His concern was deeply rooted in his East End childhood — he grew up among people striving for social justice and environmental improvement.
The son of Hyman and Fanny Lichman, market-trader immigrants from Poland, he attended Raines Foundation School. His eyesight was so poor that at seven he had to sit on the front bench and write with chalk on board, avoiding books and strenuous sport.
Despite the handicap, he won the school’s top academic and sporting prizes at 13. But at 16 he contracted TB , which required three years’ treatment.
At 20 he took part in the “battle of Cable Street”, blocking Mosley’s fascist parade, but poor health disqualified him from Second World War service.
His parents had found him a “non-stressful” job with an estate agent. But he got bored and took on full-time work with town planning consultants Davidge and Partners, and evening classes in estate management.
He moved to local government engineering and planning, then worked at the Ministry of Town and Country Planning and the Ministry of Housing and Local Government. These departments were dominated by engineers, architects and surveyors with a focus on physical construction.
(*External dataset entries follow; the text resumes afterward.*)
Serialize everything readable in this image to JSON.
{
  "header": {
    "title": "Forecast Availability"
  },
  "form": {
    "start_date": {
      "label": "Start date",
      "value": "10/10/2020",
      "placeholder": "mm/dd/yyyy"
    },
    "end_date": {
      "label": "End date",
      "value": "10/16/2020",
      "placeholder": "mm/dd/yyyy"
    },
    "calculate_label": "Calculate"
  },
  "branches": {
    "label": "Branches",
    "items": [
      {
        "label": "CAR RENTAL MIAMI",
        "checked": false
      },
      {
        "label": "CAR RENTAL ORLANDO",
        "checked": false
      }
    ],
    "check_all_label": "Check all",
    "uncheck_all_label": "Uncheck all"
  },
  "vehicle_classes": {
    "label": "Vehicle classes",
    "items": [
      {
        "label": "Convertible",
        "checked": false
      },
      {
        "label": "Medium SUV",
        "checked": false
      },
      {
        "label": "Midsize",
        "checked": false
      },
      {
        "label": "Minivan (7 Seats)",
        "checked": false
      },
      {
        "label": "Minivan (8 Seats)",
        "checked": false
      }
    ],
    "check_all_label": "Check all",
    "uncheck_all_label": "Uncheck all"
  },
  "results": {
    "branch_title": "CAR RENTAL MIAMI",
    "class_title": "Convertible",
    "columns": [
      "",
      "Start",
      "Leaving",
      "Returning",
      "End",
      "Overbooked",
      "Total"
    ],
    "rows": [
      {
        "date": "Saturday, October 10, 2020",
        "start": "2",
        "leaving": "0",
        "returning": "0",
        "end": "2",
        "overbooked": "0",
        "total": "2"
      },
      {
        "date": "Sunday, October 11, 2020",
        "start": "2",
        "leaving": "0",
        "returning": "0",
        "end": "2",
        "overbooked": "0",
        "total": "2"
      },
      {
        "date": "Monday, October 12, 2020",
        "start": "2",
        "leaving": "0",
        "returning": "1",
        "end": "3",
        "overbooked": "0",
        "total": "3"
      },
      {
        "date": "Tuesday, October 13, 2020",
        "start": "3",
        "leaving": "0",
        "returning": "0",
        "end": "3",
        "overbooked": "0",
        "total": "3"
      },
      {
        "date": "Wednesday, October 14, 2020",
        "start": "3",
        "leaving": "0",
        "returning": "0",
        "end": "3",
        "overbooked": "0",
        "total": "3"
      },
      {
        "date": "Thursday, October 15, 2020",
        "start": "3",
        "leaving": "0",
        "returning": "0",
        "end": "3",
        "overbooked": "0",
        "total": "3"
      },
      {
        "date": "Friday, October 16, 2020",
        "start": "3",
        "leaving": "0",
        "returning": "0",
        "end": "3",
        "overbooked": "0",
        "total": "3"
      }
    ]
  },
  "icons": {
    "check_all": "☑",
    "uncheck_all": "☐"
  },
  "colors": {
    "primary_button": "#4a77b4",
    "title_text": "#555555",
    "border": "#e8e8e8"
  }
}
Nat — as he was known — saw things differently. He mixed with progressive civil servants, academics and developers to discuss ideas for rebuilding blitzed Britain. His intellectual curiosity about the costs and benefits of major building projects to different sections of society led to his doctoral thesis at University College London.
It was published in 1956 as Economics of Planned Development, before he got his PhD. It was the first of eight books outlining his thinking on inter-related facets of development planning. His last book, Community Impact Evaluation, came out in 1996. His early radical ideas are now part of planning culture.
As one of the rare holders of a PhD in town planning, he was invited on an exchange visit by the US government. A second visit led to the offer of a chair at Berkeley University of California.
But with his wife, Rachel née Goulden, practising as a London GP, he declined and took UCL’s offer in 1966 to make him the first ever professor of the economics of environmental planning. He was also involved in planning Milton Keynes new town and the regeneration of Peterborough.
In 1968 he was invited to Tel Aviv, as an external authority, to advise the Israel Ministry of Housing on improving the development towns for new immigrants. He proposed making them viable through shared services and economic opportunities.
Although he had visited Netanya in 1950 on an offer to be its city planner — but was deterred after nearly drowning in a dangerous coastal current -— no one realised he was Jewish until an official escorting him to the newly reunified Jerusalem reported that he wept in front of the Western Wall.
While in Israel, he was contacted by Jerusalem’s mayor, Teddy Kollek, who was caught between radical schemes to cut through the city with new highways and the international outcry against destroying a historic heritage.
Professor Lichfield proposed integrating investment and improvement, especially in transport, to encourage growth and modernisation while maintaining the city’s neighbourhood basis and discouraging high-rise building.
Returning to his academic and professional workload in Britain, in 1970 he married Dalia Kadury following the death of his first wife two years earlier.
He met Dalia, a trained architect and planning adviser to the Israel Ministry of Housing, when she arranged his meetings in Tel Aviv. She joined his consultancy and they commuted between London and Jerusalem.
In 1980 they returned to Israel professionally to head “Project Renewal” for Ashkelon, the town adopted by the Joint Israel Appeal as part of Israel-diaspora engagement.
JIA leaders felt that physical regeneration alone was not enough and asked the Lichfields to prepare a fully integrated plan. Its success lifted the town over two decades from deprivation and despair to a thriving centre.
In the 1990s the couple was asked by Israel’s Ministry of the Interior to help update planning legislation, which was still based on the rigid British mandate system introduced in 1936.
Nat Lichfield continued to combine practical commissions with his academic work as emeritus professor, starting up a new consultancy with his wife and other partners in 1991.
He was a visiting professor in Israel and the US. In 2002 he was awarded a DSc by UCL and in 2004 received a lifetime achievement award from the Royal Town Planning Institute, of which he was president in 1966.
He is survived by his wife and their son and daughter, two daughters from his first marriage, five grandchildren and two great-grandchildren.